After a couple of false starts, Apple finally rolled out one of its last promised iOS 17 features earlier this month, with Collaborative Playlists in Apple Music making their public debut in iOS 17.3.

The feature briefly appeared in the early iOS 17.2 betas in late October but mysteriously vanished in the fourth beta and was nowhere to be found in the final iOS 17.2 release. Two days later, Apple announced it would be delayed into 2024.

Although collaborative playlists worked quite well in the first three iOS 17.2 betas, it seemed Apple pulled the feature due to some security concerns. At the time, these seemed to center around the possibility of the technique being used as a vector for spam attacks, similar to how we’ve seen iCloud Calendar invitations abused.

However, it seems Apple was also concerned with ensuring younger users were protected from potential problems that might come from receiving random playlist invites. While it wasn’t the case in the betas, the release version of iOS 17.3 prevents users under age 13 from creating or joining collaborative playlists.

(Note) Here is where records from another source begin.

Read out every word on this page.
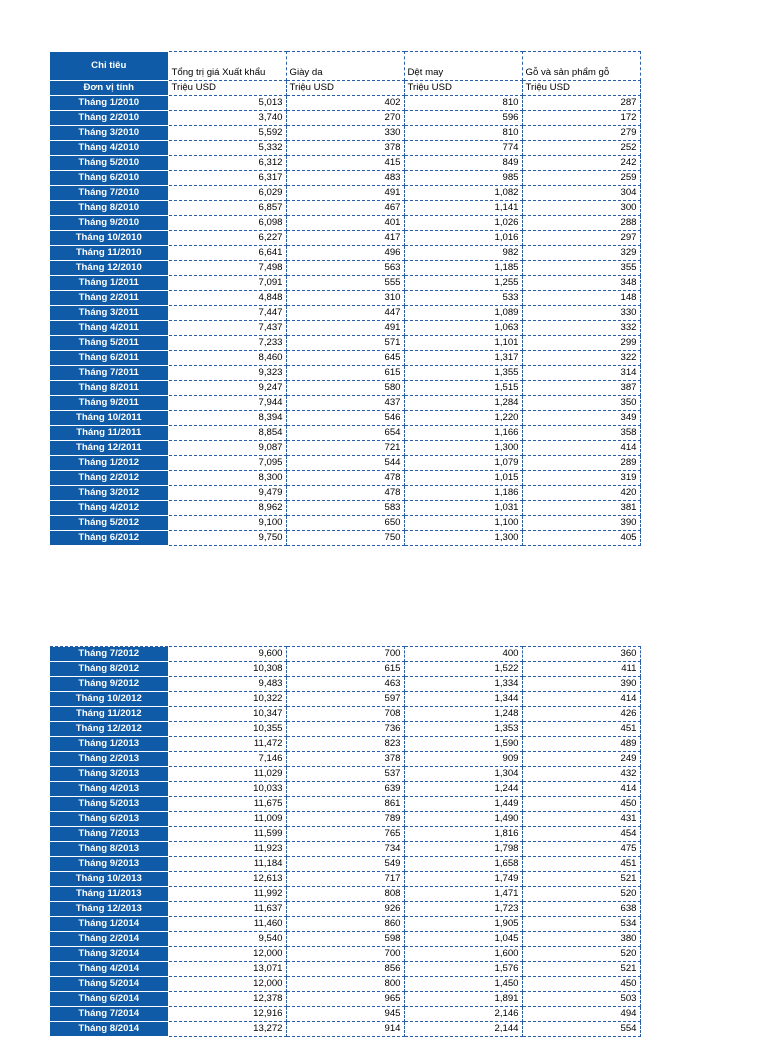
Chỉ tiêu	Tổng trị giá Xuất khẩu	Giày da	Dệt may	Gỗ và sản phẩm gỗ
Đơn vị tính	Triệu USD	Triệu USD	Triệu USD	Triệu USD
Tháng 1/2010	5,013	402	810	287
Tháng 2/2010	3,740	270	596	172
Tháng 3/2010	5,592	330	810	279
Tháng 4/2010	5,332	378	774	252
Tháng 5/2010	6,312	415	849	242
Tháng 6/2010	6,317	483	985	259
Tháng 7/2010	6,029	491	1,082	304
Tháng 8/2010	6,857	467	1,141	300
Tháng 9/2010	6,098	401	1,026	288
Tháng 10/2010	6,227	417	1,016	297
Tháng 11/2010	6,641	496	982	329
Tháng 12/2010	7,498	563	1,185	355
Tháng 1/2011	7,091	555	1,255	348
Tháng 2/2011	4,848	310	533	148
Tháng 3/2011	7,447	447	1,089	330
Tháng 4/2011	7,437	491	1,063	332
Tháng 5/2011	7,233	571	1,101	299
Tháng 6/2011	8,460	645	1,317	322
Tháng 7/2011	9,323	615	1,355	314
Tháng 8/2011	9,247	580	1,515	387
Tháng 9/2011	7,944	437	1,284	350
Tháng 10/2011	8,394	546	1,220	349
Tháng 11/2011	8,854	654	1,166	358
Tháng 12/2011	9,087	721	1,300	414
Tháng 1/2012	7,095	544	1,079	289
Tháng 2/2012	8,300	478	1,015	319
Tháng 3/2012	9,479	478	1,186	420
Tháng 4/2012	8,962	583	1,031	381
Tháng 5/2012	9,100	650	1,100	390
Tháng 6/2012	9,750	750	1,300	405
Tháng 7/2012	9,600	700	400	360
Tháng 8/2012	10,308	615	1,522	411
Tháng 9/2012	9,483	463	1,334	390
Tháng 10/2012	10,322	597	1,344	414
Tháng 11/2012	10,347	708	1,248	426
Tháng 12/2012	10,355	736	1,353	451
Tháng 1/2013	11,472	823	1,590	489
Tháng 2/2013	7,146	378	909	249
Tháng 3/2013	11,029	537	1,304	432
Tháng 4/2013	10,033	639	1,244	414
Tháng 5/2013	11,675	861	1,449	450
Tháng 6/2013	11,009	789	1,490	431
Tháng 7/2013	11,599	765	1,816	454
Tháng 8/2013	11,923	734	1,798	475
Tháng 9/2013	11,184	549	1,658	451
Tháng 10/2013	12,613	717	1,749	521
Tháng 11/2013	11,992	808	1,471	520
Tháng 12/2013	11,637	926	1,723	638
Tháng 1/2014	11,460	860	1,905	534
Tháng 2/2014	9,540	598	1,045	380
Tháng 3/2014	12,000	700	1,600	520
Tháng 4/2014	13,071	856	1,576	521
Tháng 5/2014	12,000	800	1,450	450
Tháng 6/2014	12,378	965	1,891	503
Tháng 7/2014	12,916	945	2,146	494
Tháng 8/2014	13,272	914	2,144	554
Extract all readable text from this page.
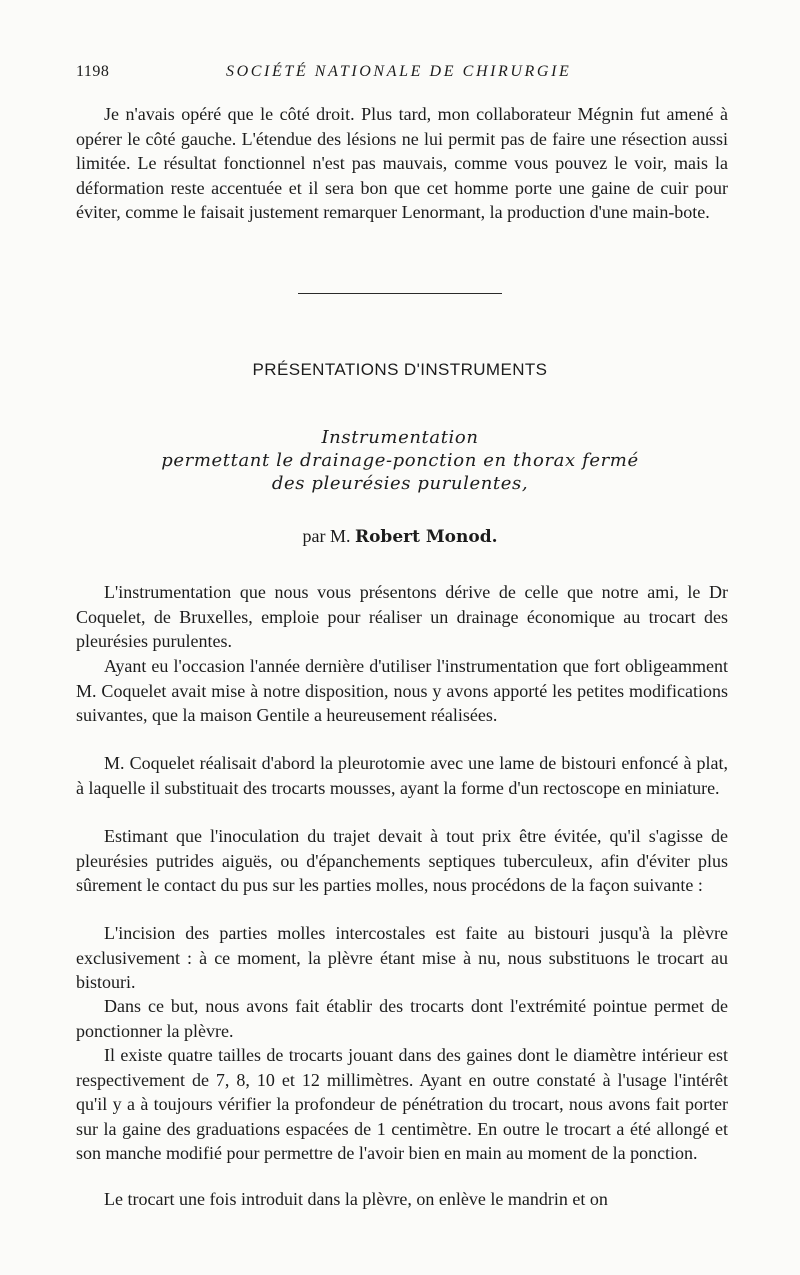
1198	SOCIÉTÉ NATIONALE DE CHIRURGIE

Je n'avais opéré que le côté droit. Plus tard, mon collaborateur Mégnin fut amené à opérer le côté gauche. L'étendue des lésions ne lui permit pas de faire une résection aussi limitée. Le résultat fonctionnel n'est pas mauvais, comme vous pouvez le voir, mais la déformation reste accentuée et il sera bon que cet homme porte une gaine de cuir pour éviter, comme le faisait justement remarquer Lenormant, la production d'une main-bote.

PRÉSENTATIONS D'INSTRUMENTS
Instrumentation
permettant le drainage-ponction en thorax fermé
des pleurésies purulentes,
par M. Robert Monod.

L'instrumentation que nous vous présentons dérive de celle que notre ami, le Dr Coquelet, de Bruxelles, emploie pour réaliser un drainage économique au trocart des pleurésies purulentes.

Ayant eu l'occasion l'année dernière d'utiliser l'instrumentation que fort obligeamment M. Coquelet avait mise à notre disposition, nous y avons apporté les petites modifications suivantes, que la maison Gentile a heureusement réalisées.

M. Coquelet réalisait d'abord la pleurotomie avec une lame de bistouri enfoncé à plat, à laquelle il substituait des trocarts mousses, ayant la forme d'un rectoscope en miniature.

Estimant que l'inoculation du trajet devait à tout prix être évitée, qu'il s'agisse de pleurésies putrides aiguës, ou d'épanchements septiques tuberculeux, afin d'éviter plus sûrement le contact du pus sur les parties molles, nous procédons de la façon suivante :

L'incision des parties molles intercostales est faite au bistouri jusqu'à la plèvre exclusivement : à ce moment, la plèvre étant mise à nu, nous substituons le trocart au bistouri.

Dans ce but, nous avons fait établir des trocarts dont l'extrémité pointue permet de ponctionner la plèvre.

Il existe quatre tailles de trocarts jouant dans des gaines dont le diamètre intérieur est respectivement de 7, 8, 10 et 12 millimètres. Ayant en outre constaté à l'usage l'intérêt qu'il y a à toujours vérifier la profondeur de pénétration du trocart, nous avons fait porter sur la gaine des graduations espacées de 1 centimètre. En outre le trocart a été allongé et son manche modifié pour permettre de l'avoir bien en main au moment de la ponction.

Le trocart une fois introduit dans la plèvre, on enlève le mandrin et on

Some folks have already run into this problem, but it turns out that it’s not a bug, it’s a feature. In a support document published this week, Apple has confirmed that “Children under the age of 13 can’t collaborate on playlists.”

This restriction is in place regardless of whether the child in question is in a Family Sharing group. While it may be disappointing for families — I’d be let down if my daughter was still under 13 — it’s sort of understandable with the way collaborative playlists have been designed.

To make the feature as useful as possible, Apple has made it as non-restrictive as possible. Collaborative playlist invitations can be shared by link as far and wide as you like, from your own circle of friends to your entire realm of Instagram followers, and the only requirement for someone to join is that they be an Apple Music subscriber.

While Apple allows the playlist creator to approve who joins, it’s still not hard to see how this raises some safety concerns. Even in a Family Sharing group with Screen Time restrictions, there’s no realistic way to prevent kids from joining any shared playlist they happen to come across on the internet. Parental controls should prevent them from seeing any explicit content in those playlists, but they’d still be able to participate and swap songs with random strangers.

The obvious solution to this would be for Apple to provide enhanced parental controls; ideally, these would allow parents to limit which shared playlists their kids can join or at least approve any requests. At a bare minimum, Apple could have at least provided a switch in Screen Time to allow parents to decide if their offspring should be permitted to join Collaborative Playlists.

However, we’re hoping this isn’t Apple’s final word on the matter. Our guess is that Apple was forced to choose between rolling out Collaborative Playlists now for those over 13 or delaying them to iOS 17.4 or later while it worked on building and testing the necessary parental controls. Sadly, we’ve seen no evidence in the first beta that this is about to change in iOS 17.4, but that doesn’t mean that Apple isn’t working on a way to bring this feature to its younger fans.